How to know if you’re in default
Starting this summer, the Department of Education will notify defaulted borrowers that administrative wage garnishment is set to begin. That means up to 15% of a borrower’s disposable income could be taken directly from their paycheck to repay loans. Disposable income is calculated based on a formula created by the Department of Education that uses federal poverty levels.
“Borrowers should check their loan status at studentaid.gov to see if they’re in default,” Helgeson advised.
What happens if you’re in default
If you’re in default, don’t ignore it. Within the next couple of weeks, the Federal Student Aid office will send emails with info on how to contact the Default Resolution Group. They can help you figure out next steps, including options for getting out of default and setting up a repayment plan.

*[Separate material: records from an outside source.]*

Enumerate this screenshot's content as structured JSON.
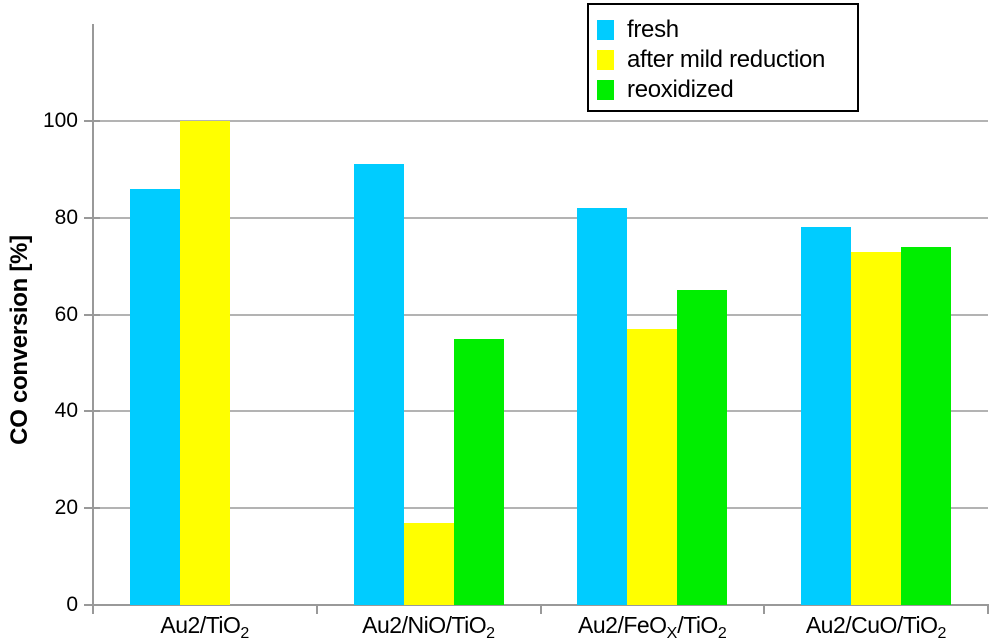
{
  "chart_data": {
    "type": "bar",
    "title": "",
    "xlabel": "",
    "ylabel": "CO conversion [%]",
    "ylim": [
      0,
      120
    ],
    "yticks": [
      0,
      20,
      40,
      60,
      80,
      100
    ],
    "grid": "horizontal gridlines only",
    "legend_position": "top-center, inside black-bordered box",
    "categories": [
      "Au2/TiO2",
      "Au2/NiO/TiO2",
      "Au2/FeOX/TiO2",
      "Au2/CuO/TiO2"
    ],
    "category_label_parts": [
      [
        {
          "t": "Au2/TiO"
        },
        {
          "t": "2",
          "sub": true
        }
      ],
      [
        {
          "t": "Au2/NiO/TiO"
        },
        {
          "t": "2",
          "sub": true
        }
      ],
      [
        {
          "t": "Au2/FeO"
        },
        {
          "t": "X",
          "sub": true
        },
        {
          "t": "/TiO"
        },
        {
          "t": "2",
          "sub": true
        }
      ],
      [
        {
          "t": "Au2/CuO/TiO"
        },
        {
          "t": "2",
          "sub": true
        }
      ]
    ],
    "series": [
      {
        "name": "fresh",
        "color": "#00CCFF",
        "values": [
          86,
          91,
          82,
          78
        ]
      },
      {
        "name": "after mild reduction",
        "color": "#FFFF00",
        "values": [
          100,
          17,
          57,
          73
        ]
      },
      {
        "name": "reoxidized",
        "color": "#00EE00",
        "values": [
          null,
          55,
          65,
          74
        ]
      }
    ],
    "colors": {
      "axis": "#999999",
      "gridline": "#b3b3b3",
      "text": "#000000",
      "background": "#ffffff"
    }
  }
}
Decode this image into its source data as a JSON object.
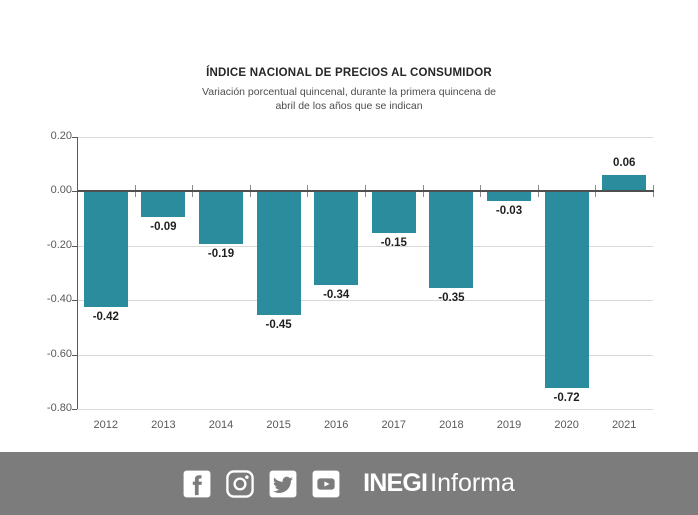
{
  "chart": {
    "title": "ÍNDICE NACIONAL DE PRECIOS AL CONSUMIDOR",
    "subtitle_lines": [
      "Variación porcentual quincenal, durante la primera quincena de",
      "abril de los años que se indican"
    ]
  },
  "chart_data": {
    "type": "bar",
    "title": "ÍNDICE NACIONAL DE PRECIOS AL CONSUMIDOR",
    "subtitle": "Variación porcentual quincenal, durante la primera quincena de abril de los años que se indican",
    "categories": [
      "2012",
      "2013",
      "2014",
      "2015",
      "2016",
      "2017",
      "2018",
      "2019",
      "2020",
      "2021"
    ],
    "values": [
      -0.42,
      -0.09,
      -0.19,
      -0.45,
      -0.34,
      -0.15,
      -0.35,
      -0.03,
      -0.72,
      0.06
    ],
    "data_labels": [
      "-0.42",
      "-0.09",
      "-0.19",
      "-0.45",
      "-0.34",
      "-0.15",
      "-0.35",
      "-0.03",
      "-0.72",
      "0.06"
    ],
    "ylim": [
      -0.8,
      0.2
    ],
    "yticks": [
      0.2,
      0.0,
      -0.2,
      -0.4,
      -0.6,
      -0.8
    ],
    "ytick_labels": [
      "0.20",
      "0.00",
      "-0.20",
      "-0.40",
      "-0.60",
      "-0.80"
    ],
    "bar_color": "#2b8c9d",
    "grid": true,
    "legend": false
  },
  "footer": {
    "background": "#7c7c7c",
    "icons": [
      {
        "name": "facebook-icon"
      },
      {
        "name": "instagram-icon"
      },
      {
        "name": "twitter-icon"
      },
      {
        "name": "youtube-icon"
      }
    ],
    "brand_bold": "INEGI",
    "brand_regular": "Informa"
  }
}
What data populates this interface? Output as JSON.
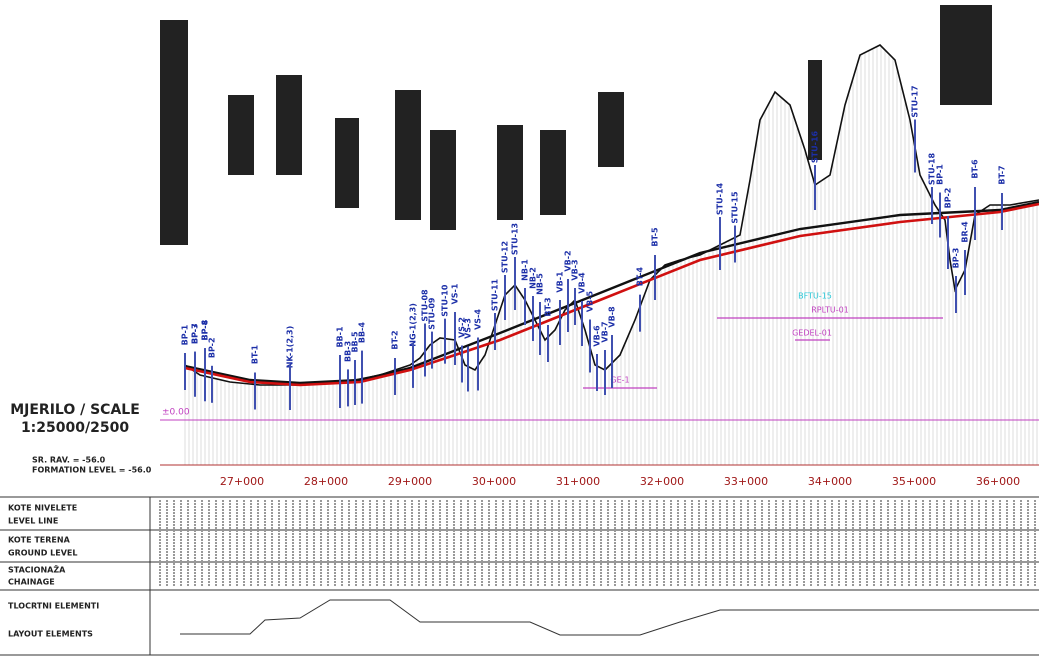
{
  "scale": {
    "title": "MJERILO / SCALE",
    "value": "1:25000/2500"
  },
  "levels": {
    "sr_rav": "SR. RAV. = -56.0",
    "formation": "FORMATION LEVEL = -56.0",
    "zero": "±0.00"
  },
  "chainages": [
    "27+000",
    "28+000",
    "29+000",
    "30+000",
    "31+000",
    "32+000",
    "33+000",
    "34+000",
    "35+000",
    "36+000"
  ],
  "table_rows": [
    {
      "local": "KOTE NIVELETE",
      "english": "LEVEL LINE"
    },
    {
      "local": "KOTE TERENA",
      "english": "GROUND LEVEL"
    },
    {
      "local": "STACIONAŽA",
      "english": "CHAINAGE"
    },
    {
      "local": "TLOCRTNI ELEMENTI",
      "english": "LAYOUT ELEMENTS"
    }
  ],
  "boreholes": [
    "BP-1",
    "BP-3",
    "BP-4",
    "BP-2",
    "BP-7",
    "BP-8",
    "BT-1",
    "NK-1(2,3)",
    "BB-1",
    "BB-3",
    "BB-5",
    "BB-4",
    "BT-2",
    "NG-1(2,3)",
    "STU-08",
    "STU-09",
    "STU-10",
    "VS-1",
    "VS-2",
    "VS-3",
    "VS-4",
    "STU-11",
    "STU-12",
    "STU-13",
    "NB-1",
    "NB-2",
    "NB-5",
    "BT-3",
    "VB-1",
    "VB-2",
    "VB-3",
    "VB-4",
    "VB-5",
    "VB-6",
    "VB-7",
    "VB-8",
    "BT-4",
    "BT-5",
    "STU-14",
    "STU-15",
    "STU-16",
    "STU-17",
    "STU-18",
    "BP-1",
    "BP-2",
    "BP-3",
    "BR-4",
    "BT-6",
    "BT-7"
  ],
  "zones": [
    "GE-1",
    "RPLTU-01",
    "GEDEL-01",
    "BFTU-15"
  ]
}
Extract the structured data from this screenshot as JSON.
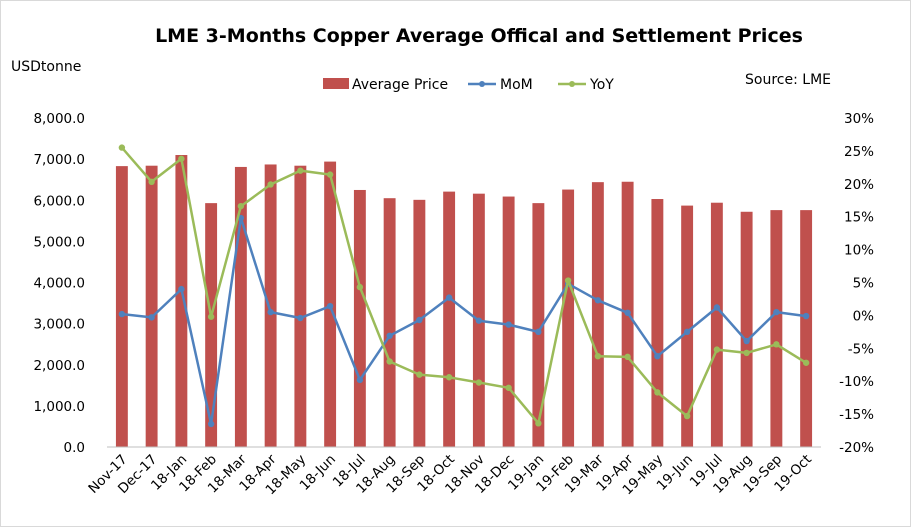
{
  "chart_data": {
    "type": "bar",
    "title": "LME 3-Months Copper  Average Offical and Settlement Prices",
    "ylabel": "USDtonne",
    "source": "Source: LME",
    "legend_position": "top",
    "grid": false,
    "categories": [
      "Nov-17",
      "Dec-17",
      "18-Jan",
      "18-Feb",
      "18-Mar",
      "18-Apr",
      "18-May",
      "18-Jun",
      "18-Jul",
      "18-Aug",
      "18-Sep",
      "18-Oct",
      "18-Nov",
      "18-Dec",
      "19-Jan",
      "19-Feb",
      "19-Mar",
      "19-Apr",
      "19-May",
      "19-Jun",
      "19-Jul",
      "19-Aug",
      "19-Sep",
      "19-Oct"
    ],
    "y_left": {
      "min": 0,
      "max": 8000,
      "ticks": [
        0,
        1000,
        2000,
        3000,
        4000,
        5000,
        6000,
        7000,
        8000
      ],
      "tick_labels": [
        "0.0",
        "1,000.0",
        "2,000.0",
        "3,000.0",
        "4,000.0",
        "5,000.0",
        "6,000.0",
        "7,000.0",
        "8,000.0"
      ]
    },
    "y_right": {
      "min": -20,
      "max": 30,
      "ticks": [
        -20,
        -15,
        -10,
        -5,
        0,
        5,
        10,
        15,
        20,
        25,
        30
      ],
      "tick_labels": [
        "-20%",
        "-15%",
        "-10%",
        "-5%",
        "0%",
        "5%",
        "10%",
        "15%",
        "20%",
        "25%",
        "30%"
      ]
    },
    "series": [
      {
        "name": "Average Price",
        "type": "bar",
        "axis": "left",
        "color": "#c0504d",
        "values": [
          6830,
          6840,
          7100,
          5930,
          6810,
          6870,
          6840,
          6940,
          6250,
          6050,
          6010,
          6210,
          6160,
          6090,
          5930,
          6260,
          6440,
          6450,
          6030,
          5870,
          5940,
          5720,
          5760,
          5760
        ]
      },
      {
        "name": "MoM",
        "type": "line",
        "axis": "right",
        "color": "#4f81bd",
        "values": [
          0.2,
          -0.3,
          4.0,
          -16.5,
          14.8,
          0.5,
          -0.4,
          1.4,
          -9.8,
          -3.1,
          -0.7,
          2.7,
          -0.8,
          -1.4,
          -2.5,
          4.8,
          2.3,
          0.4,
          -6.2,
          -2.5,
          1.2,
          -3.9,
          0.5,
          -0.1
        ]
      },
      {
        "name": "YoY",
        "type": "line",
        "axis": "right",
        "color": "#9bbb59",
        "values": [
          25.5,
          20.3,
          23.8,
          -0.2,
          16.6,
          19.9,
          22.0,
          21.4,
          4.3,
          -7.0,
          -9.0,
          -9.4,
          -10.2,
          -11.0,
          -16.4,
          5.3,
          -6.2,
          -6.3,
          -11.7,
          -15.3,
          -5.2,
          -5.7,
          -4.4,
          -7.2
        ]
      }
    ]
  }
}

“We encourage borrowers to reach out proactively,” Nguyen said. “There are options available to help them get back on track.”
Repayment options
There are a few ways to manage your loans:
- Make regular monthly payments
- Enroll in an income-driven repayment plan
- Enter loan rehabilitation, which helps bring your loan back into good standing
The FSA office is planning a big outreach effort — e.g., emails and social media — to make sure borrowers are informed. It’s also rolling out an “enhanced” income-driven repayment process to make signing up easier.
“The enhanced IDR process aims to simplify enrollment, making it easier for borrowers to manage their payments,” Helgeson explained.
Check your loan status and explore repayment options at studentaid.gov.